The autopsy was done by Dr. Rene Adalberto Galvaan Osegura, a medical expert, the day after Robinson died. Robinson’s death certificate says she died of “severe spinal cord injury and atlas luxation.” The report says she died of a broken neck, which is also what it says on her death certificate.
Her family said that there were clear signs on her body that she had been beaten, and her injuries matched up with a video that came out soon after Robinson died that showed a woman beating Robinson.
Crump and Sue-Ann Robinson’s letter says that Mexican prosecutors told them that the other woman in the video was later identified as Jackson by hotel workers and investigators.
The autopsy report shows that Robinson was hurt before she died. There was a bruise on her forehead that was 3 inches long.
Robinson also had bruises on her “anatomic snuffbox,” which is near her left wrist, and on both sides of her hip. Behind her right eye, she had internal bleeding. The report says that Robinson got these injuries “more than 12 hours” before he died.
The Charlotte Observer got a police report from Gerardo Zuiga, an investigative reporter for MetropolisMx who works in Los Cabos.
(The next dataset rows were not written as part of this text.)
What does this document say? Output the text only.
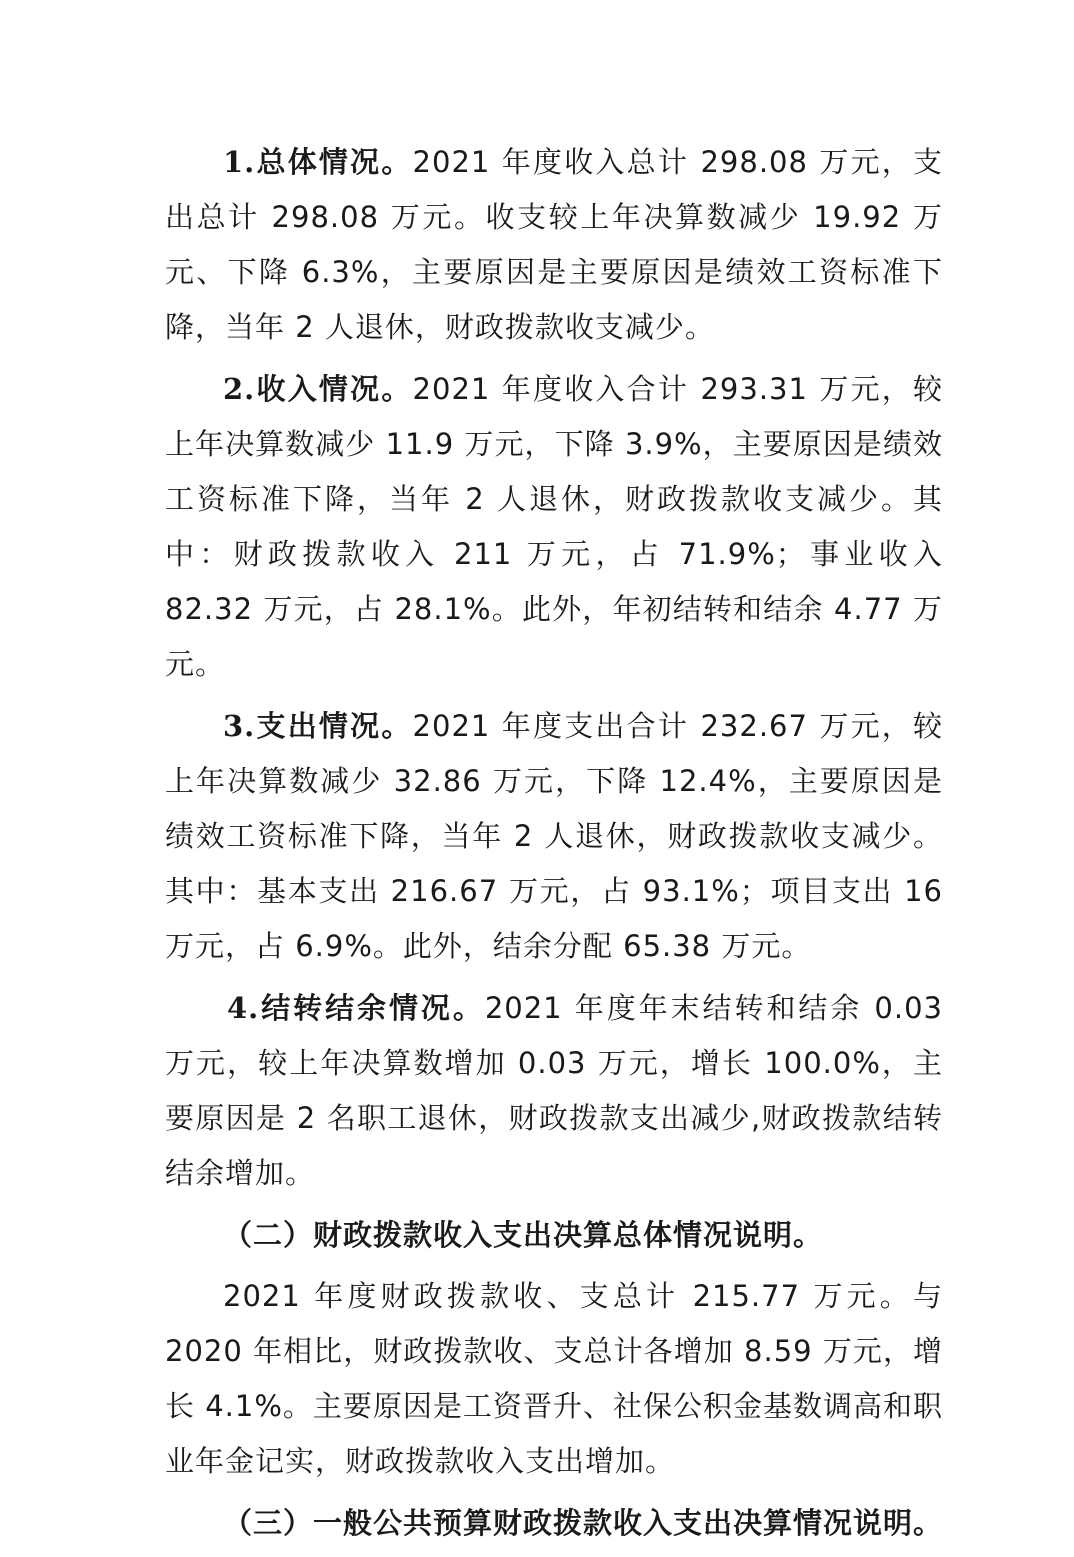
1.总体情况。2021 年度收入总计 298.08 万元，支出总计 298.08 万元。收支较上年决算数减少 19.92 万元、下降 6.3%，主要原因是主要原因是绩效工资标准下降，当年 2 人退休，财政拨款收支减少。

2.收入情况。2021 年度收入合计 293.31 万元，较上年决算数减少 11.9 万元，下降 3.9%，主要原因是绩效工资标准下降，当年 2 人退休，财政拨款收支减少。其中：财政拨款收入 211 万元，占 71.9%；事业收入 82.32 万元，占 28.1%。此外，年初结转和结余 4.77 万元。

3.支出情况。2021 年度支出合计 232.67 万元，较上年决算数减少 32.86 万元，下降 12.4%，主要原因是绩效工资标准下降，当年 2 人退休，财政拨款收支减少。其中：基本支出 216.67 万元，占 93.1%；项目支出 16 万元，占 6.9%。此外，结余分配 65.38 万元。

4.结转结余情况。2021 年度年末结转和结余 0.03 万元，较上年决算数增加 0.03 万元，增长 100.0%，主要原因是 2 名职工退休，财政拨款支出减少,财政拨款结转结余增加。

（二）财政拨款收入支出决算总体情况说明。

2021 年度财政拨款收、支总计 215.77 万元。与 2020 年相比，财政拨款收、支总计各增加 8.59 万元，增长 4.1%。主要原因是工资晋升、社保公积金基数调高和职业年金记实，财政拨款收入支出增加。

（三）一般公共预算财政拨款收入支出决算情况说明。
The report doesn’t talk about obvious physical injuries, but it does talk about other details that make it hard to understand why Robinson’s death certificate says she died 15 minutes after being hurt.
The medical examiner says that she died between 4 and 7 p.m. on October 29. The doctor at the scene said she was dead at 5:57 p.m., the police report says.
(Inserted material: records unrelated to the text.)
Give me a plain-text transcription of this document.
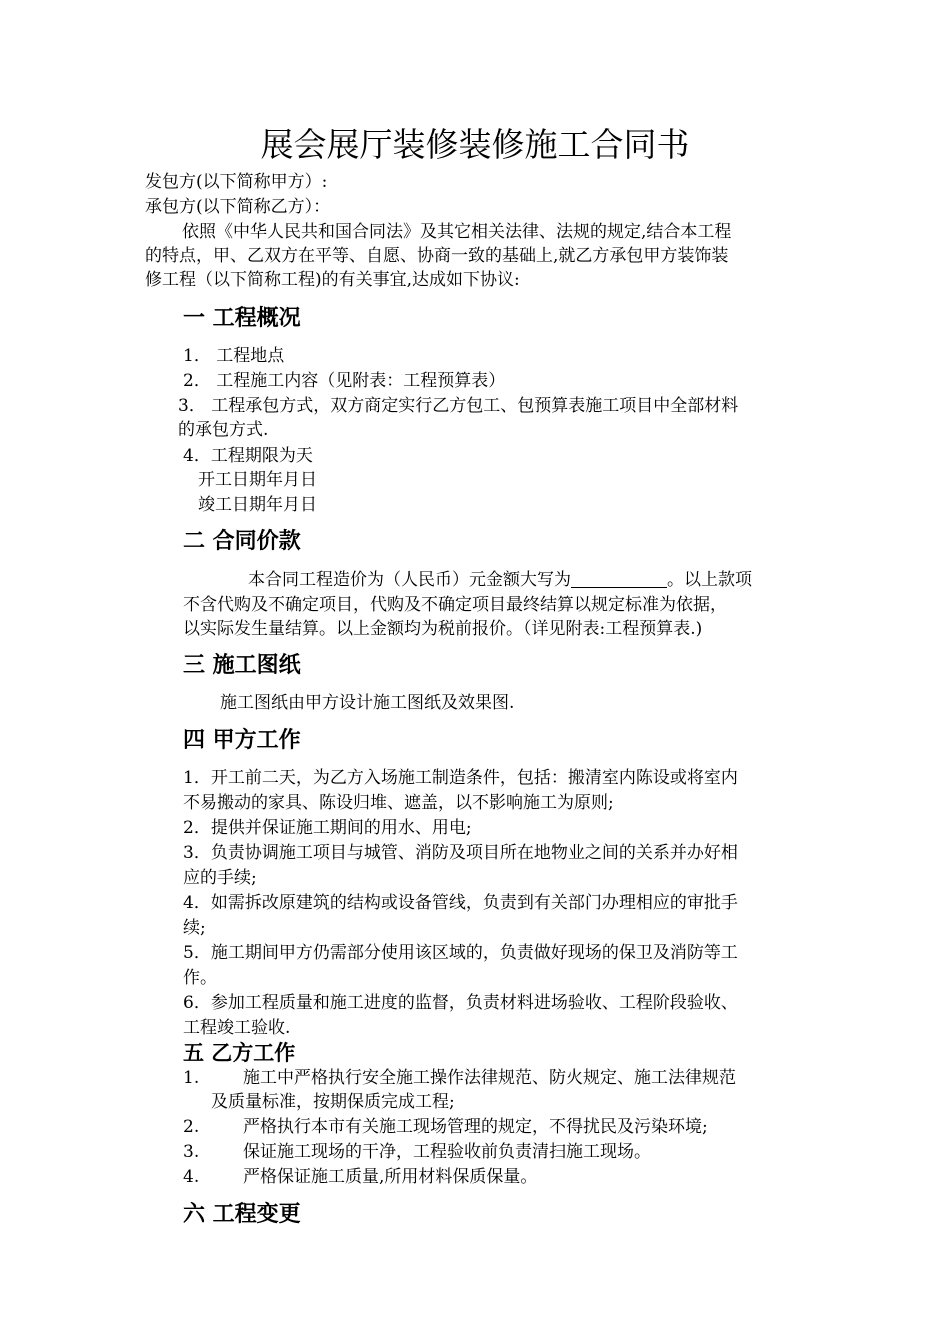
展会展厅装修装修施工合同书
发包方(以下简称甲方）:
承包方(以下简称乙方）：
依照《中华人民共和国合同法》及其它相关法律、法规的规定,结合本工程
的特点，甲、乙双方在平等、自愿、协商一致的基础上,就乙方承包甲方装饰装
修工程（以下简称工程)的有关事宜,达成如下协议:
一 工程概况
1． 工程地点
2． 工程施工内容（见附表：工程预算表）
3． 工程承包方式，双方商定实行乙方包工、包预算表施工项目中全部材料
的承包方式.
4．工程期限为天
开工日期年月日
竣工日期年月日
二 合同价款
本合同工程造价为（人民币）元金额大写为	。以上款项
不含代购及不确定项目，代购及不确定项目最终结算以规定标准为依据，
以实际发生量结算。以上金额均为税前报价。（详见附表:工程预算表.)
三 施工图纸
施工图纸由甲方设计施工图纸及效果图.
四 甲方工作
1．开工前二天，为乙方入场施工制造条件，包括：搬清室内陈设或将室内
不易搬动的家具、陈设归堆、遮盖，以不影响施工为原则;
2．提供并保证施工期间的用水、用电;
3．负责协调施工项目与城管、消防及项目所在地物业之间的关系并办好相
应的手续;
4．如需拆改原建筑的结构或设备管线，负责到有关部门办理相应的审批手
续;
5．施工期间甲方仍需部分使用该区域的，负责做好现场的保卫及消防等工
作。
6．参加工程质量和施工进度的监督，负责材料进场验收、工程阶段验收、
工程竣工验收.
五 乙方工作
1.	施工中严格执行安全施工操作法律规范、防火规定、施工法律规范
及质量标准，按期保质完成工程;
2.	严格执行本市有关施工现场管理的规定，不得扰民及污染环境;
3.	保证施工现场的干净，工程验收前负责清扫施工现场。
4.	严格保证施工质量,所用材料保质保量。
六 工程变更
Police records and interviews with hotel staff show that Robinson was still alive when medical help arrived. A doctor from a nearby hospital was with Robinson and others in the house for almost three hours before she was declared dead.
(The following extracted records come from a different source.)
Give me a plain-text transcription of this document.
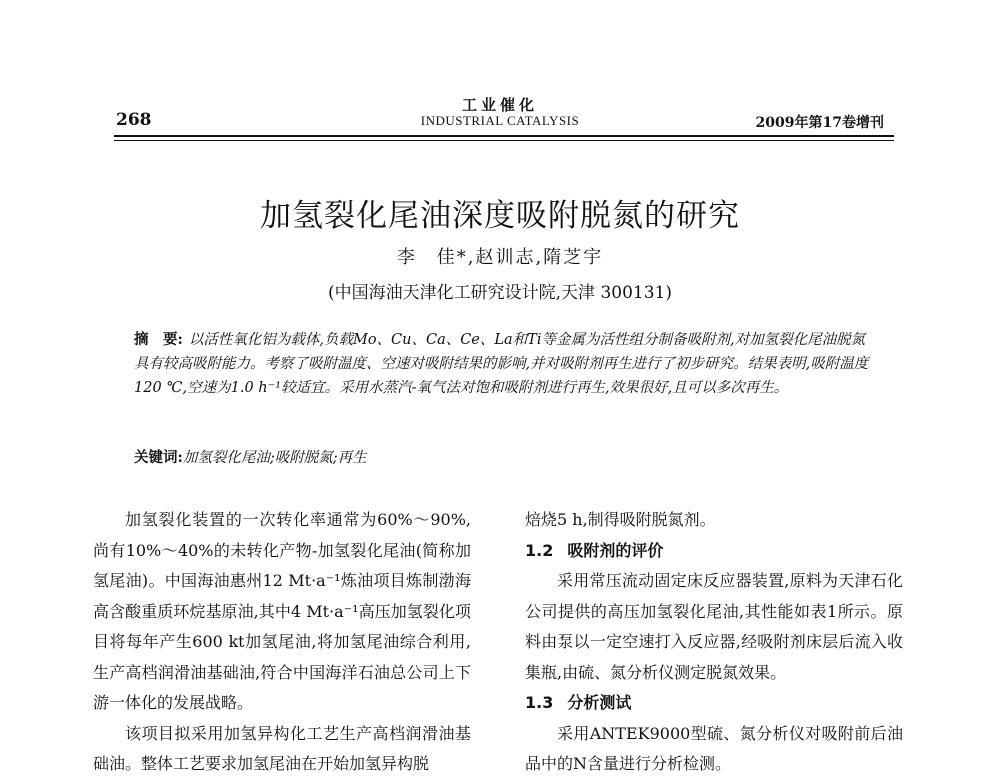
268
工业催化
INDUSTRIAL CATALYSIS	2009年第17卷增刊
加氢裂化尾油深度吸附脱氮的研究
李　佳*,赵训志,隋芝宇
(中国海油天津化工研究设计院,天津 300131)
摘　要: 以活性氧化铝为载体,负载Mo、Cu、Ca、Ce、La和Ti等金属为活性组分制备吸附剂,对加氢裂化尾油脱氮具有较高吸附能力。考察了吸附温度、空速对吸附结果的影响,并对吸附剂再生进行了初步研究。结果表明,吸附温度120 ℃,空速为1.0 h⁻¹较适宜。采用水蒸汽-氧气法对饱和吸附剂进行再生,效果很好,且可以多次再生。
关键词:加氢裂化尾油;吸附脱氮;再生

加氢裂化装置的一次转化率通常为60%～90%,尚有10%～40%的未转化产物-加氢裂化尾油(简称加氢尾油)。中国海油惠州12 Mt·a⁻¹炼油项目炼制渤海高含酸重质环烷基原油,其中4 Mt·a⁻¹高压加氢裂化项目将每年产生600 kt加氢尾油,将加氢尾油综合利用,生产高档润滑油基础油,符合中国海洋石油总公司上下游一体化的发展战略。

该项目拟采用加氢异构化工艺生产高档润滑油基础油。整体工艺要求加氢尾油在开始加氢异构脱

焙烧5 h,制得吸附脱氮剂。

1.2 吸附剂的评价

采用常压流动固定床反应器装置,原料为天津石化公司提供的高压加氢裂化尾油,其性能如表1所示。原料由泵以一定空速打入反应器,经吸附剂床层后流入收集瓶,由硫、氮分析仪测定脱氮效果。

1.3 分析测试

采用ANTEK9000型硫、氮分析仪对吸附前后油品中的N含量进行分析检测。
In the report from the Medical Examiner, the reason for her death is written as “atlas and medullary dislocation.” This is very bad damage to the neck.
There is no clear proof that Robinson was drunk or that he died from alcohol poisoning. There is no place on the death certificate to write down details about alcohol or any other drugs. In the police report, the doctor says that Robinson’s “vital signs were stable, but he was dehydrated, unable to speak, and seemed to be drunk.” The report from the medical examiner doesn’t say anything about drinking.
What Really Happened in Cabo?
A police probe is still going on, and it includes video footage of an attack in which a woman named Robinson is severely beaten in a bedroom. Robinson, who is naked, doesn’t fight back and falls to the ground on the video.
It’s not clear when the attack in the video happened, but an administrator for the villa told police that based on the position of the sun and other things in the video, it probably happened between 7 and 8:30 a.m.
Doctors and paramedics helped Robinson before she died, according to reports from the police in Cabo. During this time, she had a seizure. A piece of the police report says that her friends refused to take her to a hospital and told the doctor that she had had too much to drink and needed an IV.
On the day Robinson died, at 4:49 p.m., the doctor who was taking care of her could no longer feel her pulse.
According to the police report, the doctor tried 14 rounds of CPR, five doses of adrenaline, and six rounds of a defibrillator, but none of them worked.
The defibrillator burned Robinson on his chest, according to the report.